I have a CUDA program that uses thrust in some places but also normal kernels.
The problem is: When I run the program standalone, everything works fine. When I run it in the profiler (Visual profiler or nvprof cmd line) the program crashes in a thrust::inclusive_scan operation with a cudaErrorIllegalAdress error. The crash happens always in the profiler and always at the same position. Furthermore, I have multiple Iterations like:
void foo(){ cudaProfilerStart();
for(...){//...
thrust::inclusive_scan(...);//...
}
cudaProfilerStop();
}
for(...) foo();
The crash always happens on the first call to inclusive_scan in the 2nd iteration.

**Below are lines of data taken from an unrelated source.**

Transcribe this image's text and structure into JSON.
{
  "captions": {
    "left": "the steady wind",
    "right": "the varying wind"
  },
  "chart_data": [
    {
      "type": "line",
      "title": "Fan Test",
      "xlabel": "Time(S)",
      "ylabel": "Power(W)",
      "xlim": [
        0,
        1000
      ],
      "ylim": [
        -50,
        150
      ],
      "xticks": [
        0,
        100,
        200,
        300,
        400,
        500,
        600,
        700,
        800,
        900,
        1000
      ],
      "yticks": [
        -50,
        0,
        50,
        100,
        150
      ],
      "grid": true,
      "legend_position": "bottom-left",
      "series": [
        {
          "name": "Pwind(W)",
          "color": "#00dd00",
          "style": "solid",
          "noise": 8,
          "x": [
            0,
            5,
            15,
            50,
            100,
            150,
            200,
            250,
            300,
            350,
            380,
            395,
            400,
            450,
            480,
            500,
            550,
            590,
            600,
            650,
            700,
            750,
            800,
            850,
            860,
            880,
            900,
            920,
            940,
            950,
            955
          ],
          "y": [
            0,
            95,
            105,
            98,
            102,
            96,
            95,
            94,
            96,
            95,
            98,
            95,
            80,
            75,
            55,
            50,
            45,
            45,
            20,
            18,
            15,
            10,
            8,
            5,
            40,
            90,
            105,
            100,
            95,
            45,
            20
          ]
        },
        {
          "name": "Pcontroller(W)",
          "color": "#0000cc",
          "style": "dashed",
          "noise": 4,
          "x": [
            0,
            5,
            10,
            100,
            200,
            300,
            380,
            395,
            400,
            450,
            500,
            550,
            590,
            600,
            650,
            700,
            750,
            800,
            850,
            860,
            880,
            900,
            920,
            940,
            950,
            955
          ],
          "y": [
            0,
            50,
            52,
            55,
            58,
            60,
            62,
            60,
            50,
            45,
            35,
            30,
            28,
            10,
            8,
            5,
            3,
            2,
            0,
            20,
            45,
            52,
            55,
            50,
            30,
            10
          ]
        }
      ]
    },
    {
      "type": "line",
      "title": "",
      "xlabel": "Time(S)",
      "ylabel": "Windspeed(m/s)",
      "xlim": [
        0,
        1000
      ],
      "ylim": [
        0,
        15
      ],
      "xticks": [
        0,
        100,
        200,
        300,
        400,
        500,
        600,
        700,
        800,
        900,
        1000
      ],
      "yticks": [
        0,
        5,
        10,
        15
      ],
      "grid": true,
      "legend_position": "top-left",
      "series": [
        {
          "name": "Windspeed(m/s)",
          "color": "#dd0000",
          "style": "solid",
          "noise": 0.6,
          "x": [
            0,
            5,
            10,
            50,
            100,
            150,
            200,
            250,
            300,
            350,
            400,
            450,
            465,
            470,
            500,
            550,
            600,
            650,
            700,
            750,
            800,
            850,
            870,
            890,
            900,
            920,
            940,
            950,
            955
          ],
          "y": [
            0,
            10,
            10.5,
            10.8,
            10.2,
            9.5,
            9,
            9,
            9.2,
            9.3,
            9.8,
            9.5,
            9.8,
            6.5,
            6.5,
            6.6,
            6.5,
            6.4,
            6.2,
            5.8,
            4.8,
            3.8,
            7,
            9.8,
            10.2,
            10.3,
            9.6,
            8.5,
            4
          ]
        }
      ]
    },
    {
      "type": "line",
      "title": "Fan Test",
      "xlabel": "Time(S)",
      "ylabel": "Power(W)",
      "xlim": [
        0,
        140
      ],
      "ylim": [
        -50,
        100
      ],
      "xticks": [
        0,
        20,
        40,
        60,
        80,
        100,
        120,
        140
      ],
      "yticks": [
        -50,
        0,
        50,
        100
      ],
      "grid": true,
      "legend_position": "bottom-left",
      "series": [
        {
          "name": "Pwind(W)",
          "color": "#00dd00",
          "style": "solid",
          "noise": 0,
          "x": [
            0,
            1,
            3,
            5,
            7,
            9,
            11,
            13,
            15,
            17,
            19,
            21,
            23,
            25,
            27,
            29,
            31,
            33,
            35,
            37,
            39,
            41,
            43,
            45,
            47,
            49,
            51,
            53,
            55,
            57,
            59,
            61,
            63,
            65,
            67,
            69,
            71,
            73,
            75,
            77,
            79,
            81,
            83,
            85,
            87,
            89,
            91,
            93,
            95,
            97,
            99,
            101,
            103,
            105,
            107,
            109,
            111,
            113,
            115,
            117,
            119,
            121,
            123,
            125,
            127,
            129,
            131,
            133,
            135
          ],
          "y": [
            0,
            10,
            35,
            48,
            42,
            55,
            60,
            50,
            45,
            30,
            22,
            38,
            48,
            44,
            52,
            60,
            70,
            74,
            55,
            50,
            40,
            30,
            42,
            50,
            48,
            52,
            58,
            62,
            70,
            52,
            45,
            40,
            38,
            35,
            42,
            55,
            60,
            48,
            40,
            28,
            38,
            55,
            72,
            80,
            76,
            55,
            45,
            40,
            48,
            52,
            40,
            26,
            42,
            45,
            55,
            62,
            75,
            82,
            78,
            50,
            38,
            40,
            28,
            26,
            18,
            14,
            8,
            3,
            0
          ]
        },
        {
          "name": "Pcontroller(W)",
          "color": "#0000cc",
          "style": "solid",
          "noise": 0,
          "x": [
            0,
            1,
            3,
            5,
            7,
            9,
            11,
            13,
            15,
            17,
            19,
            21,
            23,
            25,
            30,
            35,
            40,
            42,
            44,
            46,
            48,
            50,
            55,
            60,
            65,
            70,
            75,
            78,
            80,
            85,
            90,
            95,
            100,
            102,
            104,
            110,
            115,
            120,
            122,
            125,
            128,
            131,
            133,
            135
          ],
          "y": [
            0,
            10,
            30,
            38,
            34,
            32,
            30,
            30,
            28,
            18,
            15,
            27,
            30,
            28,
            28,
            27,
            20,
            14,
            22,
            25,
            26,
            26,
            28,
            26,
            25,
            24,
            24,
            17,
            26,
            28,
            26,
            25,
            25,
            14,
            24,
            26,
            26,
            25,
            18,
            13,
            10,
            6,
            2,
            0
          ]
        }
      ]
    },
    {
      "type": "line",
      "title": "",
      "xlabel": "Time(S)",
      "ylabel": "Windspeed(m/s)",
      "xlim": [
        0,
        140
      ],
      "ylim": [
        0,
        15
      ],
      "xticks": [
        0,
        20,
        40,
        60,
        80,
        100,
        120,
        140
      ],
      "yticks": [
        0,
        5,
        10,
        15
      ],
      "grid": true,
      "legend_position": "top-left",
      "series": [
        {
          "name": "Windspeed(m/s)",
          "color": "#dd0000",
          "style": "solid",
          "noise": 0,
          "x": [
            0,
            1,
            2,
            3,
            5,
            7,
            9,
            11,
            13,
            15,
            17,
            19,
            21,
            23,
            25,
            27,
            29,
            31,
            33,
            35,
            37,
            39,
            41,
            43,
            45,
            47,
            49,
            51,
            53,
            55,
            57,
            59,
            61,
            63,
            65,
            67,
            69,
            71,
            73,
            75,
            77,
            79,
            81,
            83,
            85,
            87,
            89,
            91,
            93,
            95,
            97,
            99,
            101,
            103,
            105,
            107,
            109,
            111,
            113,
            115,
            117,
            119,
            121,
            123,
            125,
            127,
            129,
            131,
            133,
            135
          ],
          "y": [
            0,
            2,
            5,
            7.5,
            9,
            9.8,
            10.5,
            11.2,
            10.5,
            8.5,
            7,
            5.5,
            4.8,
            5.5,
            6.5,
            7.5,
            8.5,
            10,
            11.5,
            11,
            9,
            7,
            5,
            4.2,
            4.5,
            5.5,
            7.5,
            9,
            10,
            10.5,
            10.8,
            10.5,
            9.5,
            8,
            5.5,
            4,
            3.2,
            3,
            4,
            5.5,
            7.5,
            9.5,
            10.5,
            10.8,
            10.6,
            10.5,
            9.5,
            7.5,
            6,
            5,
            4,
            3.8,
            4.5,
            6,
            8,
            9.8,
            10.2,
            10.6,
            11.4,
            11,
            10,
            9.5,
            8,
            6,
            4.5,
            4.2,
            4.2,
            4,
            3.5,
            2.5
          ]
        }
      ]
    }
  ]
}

I'm cusing CUDA 6.5 on Win7 with a Quadro K5000.
Any ideas what can cause this or how to narrow it down? Maybe a way to get the adress of the failed access? cuda-memcheck cannot be used with nvprof AFAIK(?)
If I remove the calls to cudaProfilerStart/Stop it seems to work ok. Strange enough, it DID work today morning with them although I did not introduce any changes (did some code editing but reverted everything via git) Also the behaviour does not change if I disable/enable profile-from-start (with cudaProfilerStart/Stop in place)
Minimal working example:
#include "cuda_runtime.h"
#include "device_launch_parameters.h"
#include <stdio.h>
#include <thrust/device_vector.h>
#include <cuda_profiler_api.h>
void foo(){
thrust::device_vector<int> d_in(100), d_out(100);
thrust::inclusive_scan(d_in.begin(), d_in.end(), d_out.begin());
cudaError_t res = cudaDeviceSynchronize();
std::cout << cudaGetErrorString(res) << std::endl;
}
int main(){
cudaProfilerStart();
foo();
cudaProfilerStop();
foo(); // Crash here
cudaDeviceReset();
return 0;
}
Some more scenarios:
Start(); foo(); Stop(); foo() crash
Start(); foo(); Stop(); Start(); foo() OK
Start(); foo(); Stop(); any_other_kernel(); Start(); foo() crash
This behaviour appears to be due to a limitation in the CUDA 7.0 and earlier profiler system. A fix will be available in the CUDA 7.5 release toolkit.
[This answer has been assembled from comments and added as a community wiki entry to get the question off the unanswered queue]